The ACLU sued Nobles County in southwestern Minnesota this year saying Wilkening and the county are violating Minnesota law by refusing to release some immigrants from the county jail when they post bond or otherwise should be released, then re-arresting them for Immigrations and Customs Enforcement.

The ACLU said Wilkening doesn't have the authority to re-arrest people and detain them on behalf of ICE.. The judge's order requires Wilkening to release people when they are eligible for release under Minnesota law and the Minnesota and U.S. constitutions.

If they are re-arrested and placed in federal custody, an ICE officer must do it, the judge ruled.

Nobles County, home to a high immigrant population, has a contract to house ICE detainees.
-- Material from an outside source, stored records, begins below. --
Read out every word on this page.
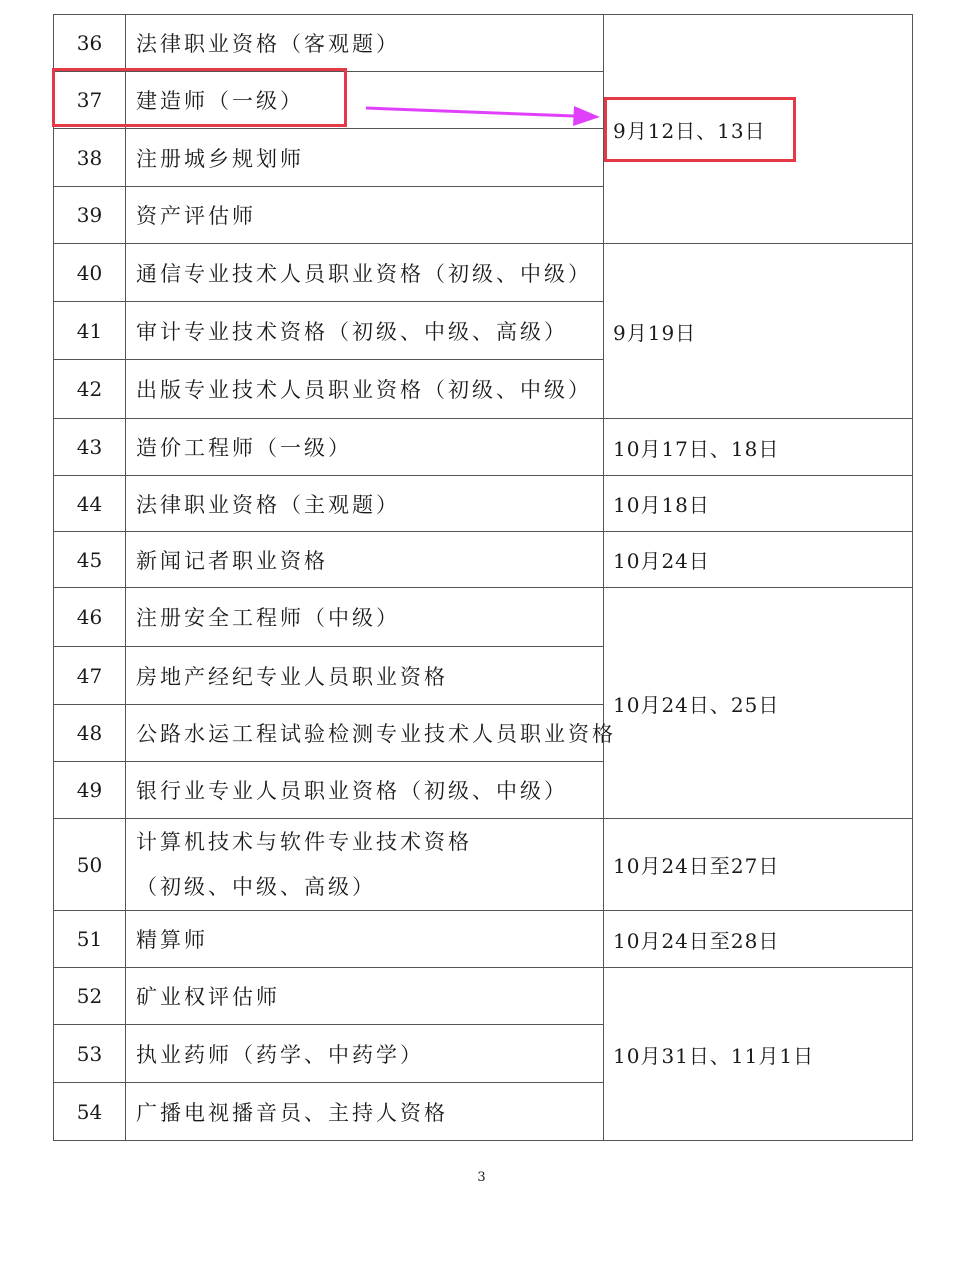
36	法律职业资格（客观题）	9月12日、13日
37	建造师（一级）	
38	注册城乡规划师	
39	资产评估师	
40	通信专业技术人员职业资格（初级、中级）	9月19日
41	审计专业技术资格（初级、中级、高级）	
42	出版专业技术人员职业资格（初级、中级）	
43	造价工程师（一级）	10月17日、18日
44	法律职业资格（主观题）	10月18日
45	新闻记者职业资格	10月24日
46	注册安全工程师（中级）	10月24日、25日
47	房地产经纪专业人员职业资格	
48	公路水运工程试验检测专业技术人员职业资格	
49	银行业专业人员职业资格（初级、中级）	
50	计算机技术与软件专业技术资格
（初级、中级、高级）	10月24日至27日
51	精算师	10月24日至28日
52	矿业权评估师	10月31日、11月1日
53	执业药师（药学、中药学）	
54	广播电视播音员、主持人资格	
3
"We are pleased the court acted quickly and decisively to issue this temporary restraining order against the Nobles County Sheriff," ACLU-MN Executive Director John Gordon said in the release. "Every day immigrants have been at risk of unlawful arrest because of the sheriff's egregious behavior.

"As courts have held over and over, Minnesotans have constitutional rights regardless of their immigration status," Gordon said. "When sheriffs flout the law and try to act as federal immigration officials, it not only harms our community but it also violates the law. This unlawful behavior needs to end immediately — not only in Nobles County but across the state.

"This order sends a clear message that these actions will not be tolerated, and provides immediate relief to all immigrants in Nobles County. We look forward to making that relief permanent."

Anderson specifically held in his order that "there is a substantial likelihood" that the plaintiffs will win when the case comes to trial. That trial is anticipated to occur early next spring.